As we set off on the sidewalk, something crunched under my foot. I looked down and saw that the concrete was littered with shards of a green glass beer bottle. I warned my students to keep an eye on where they stepped and to watch out for the glass.
For the rest of our walk, I kept a close eye on the ground, and found that the beer bottle was not an isolated incident. We walked around one block, and in that block, what I saw appalled me – more beer bottles, condoms, fast food wrappers, cigarette butts, trash that had spilled from garbage bags picked up by sanitation workers, and worse.
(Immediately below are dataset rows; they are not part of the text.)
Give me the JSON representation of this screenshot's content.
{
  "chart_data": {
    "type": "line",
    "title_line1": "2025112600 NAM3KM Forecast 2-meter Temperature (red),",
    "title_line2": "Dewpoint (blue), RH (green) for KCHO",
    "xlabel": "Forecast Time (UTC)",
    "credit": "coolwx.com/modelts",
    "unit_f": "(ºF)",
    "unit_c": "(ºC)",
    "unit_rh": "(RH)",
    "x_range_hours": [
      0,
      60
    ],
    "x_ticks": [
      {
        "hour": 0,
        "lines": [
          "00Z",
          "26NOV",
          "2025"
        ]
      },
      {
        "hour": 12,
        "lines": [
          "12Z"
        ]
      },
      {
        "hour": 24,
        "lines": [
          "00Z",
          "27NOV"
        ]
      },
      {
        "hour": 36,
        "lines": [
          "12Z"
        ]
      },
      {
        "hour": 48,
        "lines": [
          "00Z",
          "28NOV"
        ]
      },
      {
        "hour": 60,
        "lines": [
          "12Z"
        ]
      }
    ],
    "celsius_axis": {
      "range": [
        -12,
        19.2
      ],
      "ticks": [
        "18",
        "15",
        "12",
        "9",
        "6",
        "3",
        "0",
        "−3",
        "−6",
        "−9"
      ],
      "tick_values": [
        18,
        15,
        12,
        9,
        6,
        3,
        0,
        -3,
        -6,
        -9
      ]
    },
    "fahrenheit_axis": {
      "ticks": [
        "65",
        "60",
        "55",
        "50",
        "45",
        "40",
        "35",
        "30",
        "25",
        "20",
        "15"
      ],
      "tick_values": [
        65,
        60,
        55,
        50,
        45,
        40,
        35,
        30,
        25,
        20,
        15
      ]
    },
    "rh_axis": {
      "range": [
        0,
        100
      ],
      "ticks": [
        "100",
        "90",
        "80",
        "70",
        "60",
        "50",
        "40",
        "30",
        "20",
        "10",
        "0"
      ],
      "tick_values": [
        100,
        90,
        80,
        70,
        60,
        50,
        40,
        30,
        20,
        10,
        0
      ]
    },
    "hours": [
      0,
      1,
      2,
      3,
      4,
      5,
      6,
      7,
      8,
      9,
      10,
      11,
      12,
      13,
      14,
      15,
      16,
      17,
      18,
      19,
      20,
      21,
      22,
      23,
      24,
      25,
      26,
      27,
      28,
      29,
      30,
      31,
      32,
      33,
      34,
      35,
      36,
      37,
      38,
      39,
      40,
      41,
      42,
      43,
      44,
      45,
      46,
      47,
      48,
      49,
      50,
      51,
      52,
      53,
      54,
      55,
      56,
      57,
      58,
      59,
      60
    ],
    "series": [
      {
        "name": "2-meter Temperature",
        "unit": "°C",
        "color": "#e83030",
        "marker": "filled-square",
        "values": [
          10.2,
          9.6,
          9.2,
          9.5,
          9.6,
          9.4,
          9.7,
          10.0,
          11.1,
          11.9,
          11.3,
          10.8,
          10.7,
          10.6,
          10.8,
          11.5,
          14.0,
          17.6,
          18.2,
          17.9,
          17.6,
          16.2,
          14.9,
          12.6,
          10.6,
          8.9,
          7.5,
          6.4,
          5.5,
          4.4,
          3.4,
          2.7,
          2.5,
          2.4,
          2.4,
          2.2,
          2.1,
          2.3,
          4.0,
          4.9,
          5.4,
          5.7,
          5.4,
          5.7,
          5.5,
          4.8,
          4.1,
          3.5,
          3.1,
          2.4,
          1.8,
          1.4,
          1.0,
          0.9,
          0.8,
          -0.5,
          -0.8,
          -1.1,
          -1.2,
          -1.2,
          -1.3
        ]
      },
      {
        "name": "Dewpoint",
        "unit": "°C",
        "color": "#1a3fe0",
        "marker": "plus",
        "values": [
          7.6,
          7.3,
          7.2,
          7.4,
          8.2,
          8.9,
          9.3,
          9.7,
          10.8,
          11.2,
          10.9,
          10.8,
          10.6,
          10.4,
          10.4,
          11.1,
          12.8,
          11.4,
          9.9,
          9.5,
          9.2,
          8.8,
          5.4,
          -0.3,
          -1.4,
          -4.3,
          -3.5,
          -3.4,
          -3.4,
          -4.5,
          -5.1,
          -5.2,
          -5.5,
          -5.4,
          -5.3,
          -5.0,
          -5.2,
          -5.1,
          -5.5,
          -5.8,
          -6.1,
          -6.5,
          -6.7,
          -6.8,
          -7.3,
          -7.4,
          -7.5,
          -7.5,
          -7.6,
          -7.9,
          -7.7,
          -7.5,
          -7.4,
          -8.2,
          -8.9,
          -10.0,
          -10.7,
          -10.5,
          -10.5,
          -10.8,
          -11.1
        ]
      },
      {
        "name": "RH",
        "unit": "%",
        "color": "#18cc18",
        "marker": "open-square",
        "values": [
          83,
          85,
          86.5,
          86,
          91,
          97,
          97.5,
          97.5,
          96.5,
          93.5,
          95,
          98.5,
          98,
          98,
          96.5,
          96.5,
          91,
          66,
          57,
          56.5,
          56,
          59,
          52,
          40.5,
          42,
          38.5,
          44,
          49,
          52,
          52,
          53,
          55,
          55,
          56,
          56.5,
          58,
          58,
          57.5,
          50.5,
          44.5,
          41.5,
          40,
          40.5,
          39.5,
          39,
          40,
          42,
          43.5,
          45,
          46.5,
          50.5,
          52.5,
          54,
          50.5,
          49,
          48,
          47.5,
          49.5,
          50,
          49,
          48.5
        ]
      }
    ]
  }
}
I regretted telling my students to watch the ground as we walked. This is their neighborhood – where they walk every day to and from school. My regret was twofold – On a basic teacher-student level, I don’t want them to learn that just throwing trash on the ground is acceptable, but the second part is more complex. I don’t want them to think their neighborhood is “trashy.” I have often heard people (who live in this neighborhood and those who don’t) call us “the ghetto.” True, the sidewalks are cracked and littered, the crime rate exists – we hear sirens multiple times a day. The funeral home down the street seems to always have a service. There is sadness and struggle in this place.
But there is also prosperity and potential here. My student contribute to that. I want them to know that because they live here or go to school here does not mean they are trash. I want them to learn that yes, place matters, but that place doesn’t have to define them – they should be the ones defining this place.